LinkedIn recently published how LIquid, its graph database, automates the indexing and real-time access of all connections to members, schools, skills, companies, positions, jobs, events, etc. This knowledge graph, known as the Economic Graph, has 270 billion edges and growing, currently handling a workload of 2 million queries per second.
LinkedIn migrated its "People You May Know" (PYMK) recommendation system to LIquid from the legacy GAIA system. This change significantly improved queries per second (QPS), latency, and CPU utilization. The QPS has increased from 120 QPS to 18000 QPS, latencies have dropped from over 1s to under an average of 50ms, and CPU utilization has decreased by more than 3x. LIquid also introduced new database indexing techniques that allow real-time data querying, enabling up-to-the-second recommendations.
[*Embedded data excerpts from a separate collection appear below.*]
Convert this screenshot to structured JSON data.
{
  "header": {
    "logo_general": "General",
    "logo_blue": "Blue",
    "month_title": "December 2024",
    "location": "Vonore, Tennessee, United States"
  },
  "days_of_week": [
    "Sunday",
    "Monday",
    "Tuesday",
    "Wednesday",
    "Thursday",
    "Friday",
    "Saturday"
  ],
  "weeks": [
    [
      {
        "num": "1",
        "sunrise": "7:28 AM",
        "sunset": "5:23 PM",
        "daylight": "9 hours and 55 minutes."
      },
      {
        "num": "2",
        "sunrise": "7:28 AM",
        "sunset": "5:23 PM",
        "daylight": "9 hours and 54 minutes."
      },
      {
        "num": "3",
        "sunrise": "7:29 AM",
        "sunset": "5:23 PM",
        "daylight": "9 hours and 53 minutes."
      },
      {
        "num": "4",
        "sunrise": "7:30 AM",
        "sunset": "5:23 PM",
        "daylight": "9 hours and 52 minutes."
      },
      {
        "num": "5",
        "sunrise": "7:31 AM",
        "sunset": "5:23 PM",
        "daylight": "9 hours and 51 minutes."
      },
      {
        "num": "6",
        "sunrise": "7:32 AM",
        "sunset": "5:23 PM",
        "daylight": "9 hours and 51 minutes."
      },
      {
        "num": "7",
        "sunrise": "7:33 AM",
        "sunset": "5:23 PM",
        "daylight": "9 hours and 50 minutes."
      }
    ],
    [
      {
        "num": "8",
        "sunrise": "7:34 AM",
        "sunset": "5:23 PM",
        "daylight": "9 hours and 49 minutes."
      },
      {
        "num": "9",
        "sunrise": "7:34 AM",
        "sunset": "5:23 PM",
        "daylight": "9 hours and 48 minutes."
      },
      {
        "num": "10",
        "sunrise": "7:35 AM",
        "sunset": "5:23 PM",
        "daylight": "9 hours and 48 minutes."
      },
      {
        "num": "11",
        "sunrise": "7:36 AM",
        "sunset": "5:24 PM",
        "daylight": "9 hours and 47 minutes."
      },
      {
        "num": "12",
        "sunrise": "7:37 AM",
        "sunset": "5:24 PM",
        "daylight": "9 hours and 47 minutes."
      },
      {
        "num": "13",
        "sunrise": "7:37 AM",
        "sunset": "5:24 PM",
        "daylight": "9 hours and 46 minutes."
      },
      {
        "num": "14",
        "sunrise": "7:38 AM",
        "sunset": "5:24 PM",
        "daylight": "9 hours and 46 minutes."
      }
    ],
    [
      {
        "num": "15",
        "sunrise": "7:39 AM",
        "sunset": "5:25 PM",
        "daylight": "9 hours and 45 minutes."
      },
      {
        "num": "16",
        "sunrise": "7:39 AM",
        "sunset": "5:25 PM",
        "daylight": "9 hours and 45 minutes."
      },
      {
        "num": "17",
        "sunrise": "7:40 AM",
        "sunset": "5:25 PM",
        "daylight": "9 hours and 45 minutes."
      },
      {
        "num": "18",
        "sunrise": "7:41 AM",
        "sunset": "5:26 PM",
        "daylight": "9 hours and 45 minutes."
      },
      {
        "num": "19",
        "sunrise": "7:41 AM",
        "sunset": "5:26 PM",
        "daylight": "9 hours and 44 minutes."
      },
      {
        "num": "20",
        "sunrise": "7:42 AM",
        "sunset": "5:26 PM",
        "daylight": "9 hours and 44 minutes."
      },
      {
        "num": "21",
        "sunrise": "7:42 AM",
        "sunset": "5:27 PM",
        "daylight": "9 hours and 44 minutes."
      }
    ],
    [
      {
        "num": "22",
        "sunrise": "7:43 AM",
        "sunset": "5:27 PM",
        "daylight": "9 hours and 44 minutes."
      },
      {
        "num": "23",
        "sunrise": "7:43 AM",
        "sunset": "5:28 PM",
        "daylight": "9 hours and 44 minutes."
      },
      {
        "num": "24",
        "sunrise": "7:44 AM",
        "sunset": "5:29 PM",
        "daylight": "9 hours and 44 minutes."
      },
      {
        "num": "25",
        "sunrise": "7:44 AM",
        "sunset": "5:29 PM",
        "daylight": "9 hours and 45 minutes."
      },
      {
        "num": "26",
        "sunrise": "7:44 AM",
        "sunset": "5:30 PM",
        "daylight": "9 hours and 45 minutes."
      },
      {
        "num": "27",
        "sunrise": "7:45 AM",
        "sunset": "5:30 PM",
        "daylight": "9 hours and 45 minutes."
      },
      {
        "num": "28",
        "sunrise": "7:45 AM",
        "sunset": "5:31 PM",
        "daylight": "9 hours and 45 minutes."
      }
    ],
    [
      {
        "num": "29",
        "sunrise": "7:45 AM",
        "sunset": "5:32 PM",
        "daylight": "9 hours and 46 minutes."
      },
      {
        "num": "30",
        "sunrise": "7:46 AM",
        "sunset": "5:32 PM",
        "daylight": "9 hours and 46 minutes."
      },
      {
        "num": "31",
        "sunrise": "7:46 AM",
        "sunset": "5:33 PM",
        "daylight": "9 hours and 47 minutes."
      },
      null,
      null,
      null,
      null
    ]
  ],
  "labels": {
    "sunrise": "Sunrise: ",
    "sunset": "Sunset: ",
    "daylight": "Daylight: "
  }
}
The figure above illustrates the architecture of the system. This architecture employs LIquid to answer graph queries with short latencies and acceptable hardware costs. A second ranking function is applied based on the hundreds of candidates generated through LIquid queries on the Economic Graph. This ranking function uses machine-learned features from Venice and analytics insights from Apache Pinot to score and select the top candidates. The filtering step prepares this ranked list for rendering and a final scoring.
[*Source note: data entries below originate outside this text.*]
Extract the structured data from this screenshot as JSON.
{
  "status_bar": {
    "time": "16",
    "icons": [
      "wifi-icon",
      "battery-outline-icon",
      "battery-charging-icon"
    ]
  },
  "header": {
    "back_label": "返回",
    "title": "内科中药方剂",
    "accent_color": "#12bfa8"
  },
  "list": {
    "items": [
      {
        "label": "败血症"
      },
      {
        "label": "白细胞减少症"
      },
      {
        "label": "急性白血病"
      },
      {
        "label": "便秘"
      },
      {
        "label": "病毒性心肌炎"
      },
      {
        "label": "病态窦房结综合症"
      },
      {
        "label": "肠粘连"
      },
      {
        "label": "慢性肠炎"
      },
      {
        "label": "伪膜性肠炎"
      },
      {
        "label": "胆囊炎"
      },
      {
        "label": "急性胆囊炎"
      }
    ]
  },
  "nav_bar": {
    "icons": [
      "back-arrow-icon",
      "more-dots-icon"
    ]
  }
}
LIquid's design allows it to scale up to ten times its current size, accommodating organic growth and new semantic domains for LinkedIn's 930+ million members. It provides 99.99% availability and automatically scales to accommodate an increase in the graph's size and activity volume.
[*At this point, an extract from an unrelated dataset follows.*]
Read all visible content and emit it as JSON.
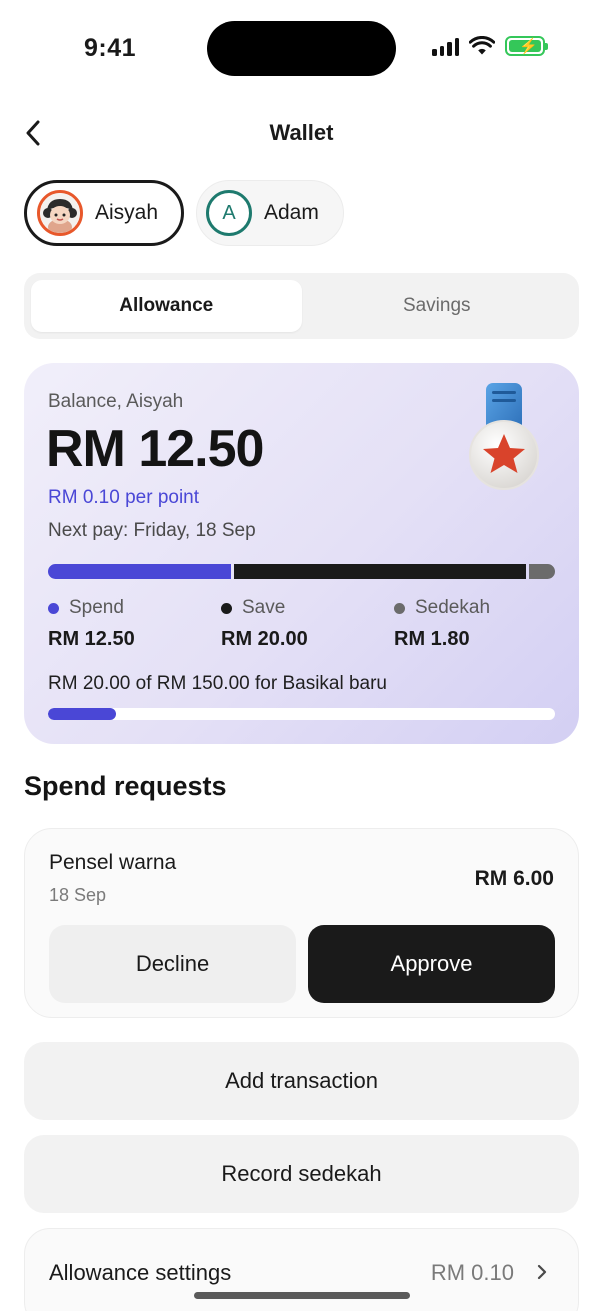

The graph database uses a composable and declarative query language based on Datalog, enabling developers to access and utilize data efficiently. A composable language allows developers to build on existing features (called modules), a declarative language lets developers focus on expressing what they intend to develop, and LIquid automates efficient access. This setup allows developers to quickly change a dataset, significantly reducing the time to adjust and update databases.
Bogdan Artintescu, director of engineering at LinkedIn, describes the roadmap for LIquid:
The roadmap to enable members to do anything requires increased sophistication in answering questions for our members. This can be improved along two main axes. First, the complexity of the query and the variety of the data sources added to the Economic Graph will enable new features to be developed and surfaced. Second, enriching the data will improve the ability to reason over it. This can be achieved through creating derived data (either through deterministic algorithms or probabilistic machine-learned methods) or improved reasoning through richer semantics in the Knowledge Graph (KG) schema. We plan to focus on both high-performance graph compute and analytics and building a KG ecosystem to enable our developers to further enhance our member experience.
The successful implementation of LIquid has inspired other teams within LinkedIn and sister teams at Microsoft to adopt it as a graph index.